Orphans and juveniles entering residential areas–what many of us predicted when they upped the quotas.
“Dr. Sharon Seneczko, a Custer veterinarian and president of the Black Hills Mountain Lion Foundation, falls in that latter group. Seneczko has said for several years that higher kill quotas in the lion season would mean more dead females, more orphaned kittens and more young cats causing problems.
“’This isn’t surprising to me at all,’ she said of the recent string of lion incidents. ‘As they keep stepping up the season, killing more adult females, you get more young lions that haven’t developed the savvy to hunt appropriately.’
“Kanta said that’s something GF&P personnel ‘have our eye on,’ although there is no cause-effect documentation.

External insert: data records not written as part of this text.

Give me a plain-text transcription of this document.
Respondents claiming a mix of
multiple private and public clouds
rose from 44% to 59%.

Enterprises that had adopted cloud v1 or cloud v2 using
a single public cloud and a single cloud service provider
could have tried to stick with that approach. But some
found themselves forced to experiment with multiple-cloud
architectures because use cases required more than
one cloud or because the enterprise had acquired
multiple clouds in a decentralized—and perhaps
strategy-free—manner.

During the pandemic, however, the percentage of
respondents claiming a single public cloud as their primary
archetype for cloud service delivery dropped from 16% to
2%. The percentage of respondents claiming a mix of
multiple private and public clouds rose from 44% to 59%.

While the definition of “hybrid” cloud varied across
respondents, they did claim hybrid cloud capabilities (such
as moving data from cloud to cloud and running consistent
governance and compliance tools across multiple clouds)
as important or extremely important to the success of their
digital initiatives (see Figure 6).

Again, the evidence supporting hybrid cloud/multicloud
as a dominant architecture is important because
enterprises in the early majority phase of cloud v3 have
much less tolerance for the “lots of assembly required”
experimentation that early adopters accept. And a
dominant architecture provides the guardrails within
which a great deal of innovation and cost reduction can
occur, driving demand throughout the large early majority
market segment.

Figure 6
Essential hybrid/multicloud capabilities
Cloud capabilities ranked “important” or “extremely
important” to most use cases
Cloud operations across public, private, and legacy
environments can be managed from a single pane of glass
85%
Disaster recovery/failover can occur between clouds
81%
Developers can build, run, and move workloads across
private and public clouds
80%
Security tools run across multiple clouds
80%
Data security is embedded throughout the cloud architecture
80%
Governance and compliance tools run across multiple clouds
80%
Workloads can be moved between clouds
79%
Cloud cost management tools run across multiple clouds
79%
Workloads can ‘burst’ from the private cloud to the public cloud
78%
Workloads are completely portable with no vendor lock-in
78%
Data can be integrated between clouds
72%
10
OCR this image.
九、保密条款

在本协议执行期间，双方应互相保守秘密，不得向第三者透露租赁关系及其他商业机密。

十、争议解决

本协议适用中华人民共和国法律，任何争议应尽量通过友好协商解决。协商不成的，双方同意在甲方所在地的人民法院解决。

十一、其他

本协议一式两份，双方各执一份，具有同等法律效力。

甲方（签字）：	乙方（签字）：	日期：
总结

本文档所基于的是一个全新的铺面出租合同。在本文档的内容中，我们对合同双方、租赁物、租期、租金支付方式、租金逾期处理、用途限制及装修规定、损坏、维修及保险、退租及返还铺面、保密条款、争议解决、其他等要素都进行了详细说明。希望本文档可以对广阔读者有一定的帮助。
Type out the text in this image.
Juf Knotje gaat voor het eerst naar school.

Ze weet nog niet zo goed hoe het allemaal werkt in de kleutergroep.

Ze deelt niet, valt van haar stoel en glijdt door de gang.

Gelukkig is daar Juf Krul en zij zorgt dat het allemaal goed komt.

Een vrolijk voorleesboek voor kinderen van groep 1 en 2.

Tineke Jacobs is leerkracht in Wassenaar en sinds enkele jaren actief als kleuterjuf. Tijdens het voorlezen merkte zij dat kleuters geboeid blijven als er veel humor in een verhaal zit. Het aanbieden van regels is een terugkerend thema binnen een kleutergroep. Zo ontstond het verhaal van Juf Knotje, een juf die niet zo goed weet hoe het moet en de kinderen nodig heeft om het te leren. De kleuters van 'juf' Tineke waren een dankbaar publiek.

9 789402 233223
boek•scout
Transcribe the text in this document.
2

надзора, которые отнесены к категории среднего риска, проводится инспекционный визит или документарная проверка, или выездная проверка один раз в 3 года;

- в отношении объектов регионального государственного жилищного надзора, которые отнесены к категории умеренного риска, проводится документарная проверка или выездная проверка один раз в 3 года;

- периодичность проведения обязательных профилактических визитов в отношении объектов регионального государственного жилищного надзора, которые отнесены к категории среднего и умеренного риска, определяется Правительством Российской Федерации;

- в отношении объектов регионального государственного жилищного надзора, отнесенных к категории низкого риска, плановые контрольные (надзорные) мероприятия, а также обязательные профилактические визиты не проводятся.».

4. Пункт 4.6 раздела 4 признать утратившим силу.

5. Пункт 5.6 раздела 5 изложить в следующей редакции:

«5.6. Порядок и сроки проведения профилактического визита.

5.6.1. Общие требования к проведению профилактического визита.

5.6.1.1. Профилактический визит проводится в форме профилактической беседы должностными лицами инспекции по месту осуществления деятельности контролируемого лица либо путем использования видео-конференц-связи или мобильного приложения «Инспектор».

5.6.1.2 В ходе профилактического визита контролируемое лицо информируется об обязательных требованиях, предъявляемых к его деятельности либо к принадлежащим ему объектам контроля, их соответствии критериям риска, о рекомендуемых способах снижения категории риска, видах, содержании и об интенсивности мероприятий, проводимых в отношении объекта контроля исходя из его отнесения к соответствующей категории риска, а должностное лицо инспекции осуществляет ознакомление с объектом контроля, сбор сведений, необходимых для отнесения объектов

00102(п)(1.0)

“‘There’s no doubt we’re disrupting more of those family groups’ with higher kill quotas during recent lion seasons, he said.”
Rapid City Journal
Cougars killed in Rapid City, Custer continue string of lion problems
Kevin Woster Journal staff
The cougar killing continued this week, as Game, Fish & Parks Department officers shot two more mountain lions after the cats wandered into residential areas.
GF&P regional wildlife manager John Kanta of Rapid City said Wednesday that a skinny female lion, estimated at 6 to 7 months old, was shot in Custer late Tuesday evening. Kanta said GF&P had received previous reports of a lion in the Custer area before Tuesday, when the cat ended up “in the middle of town.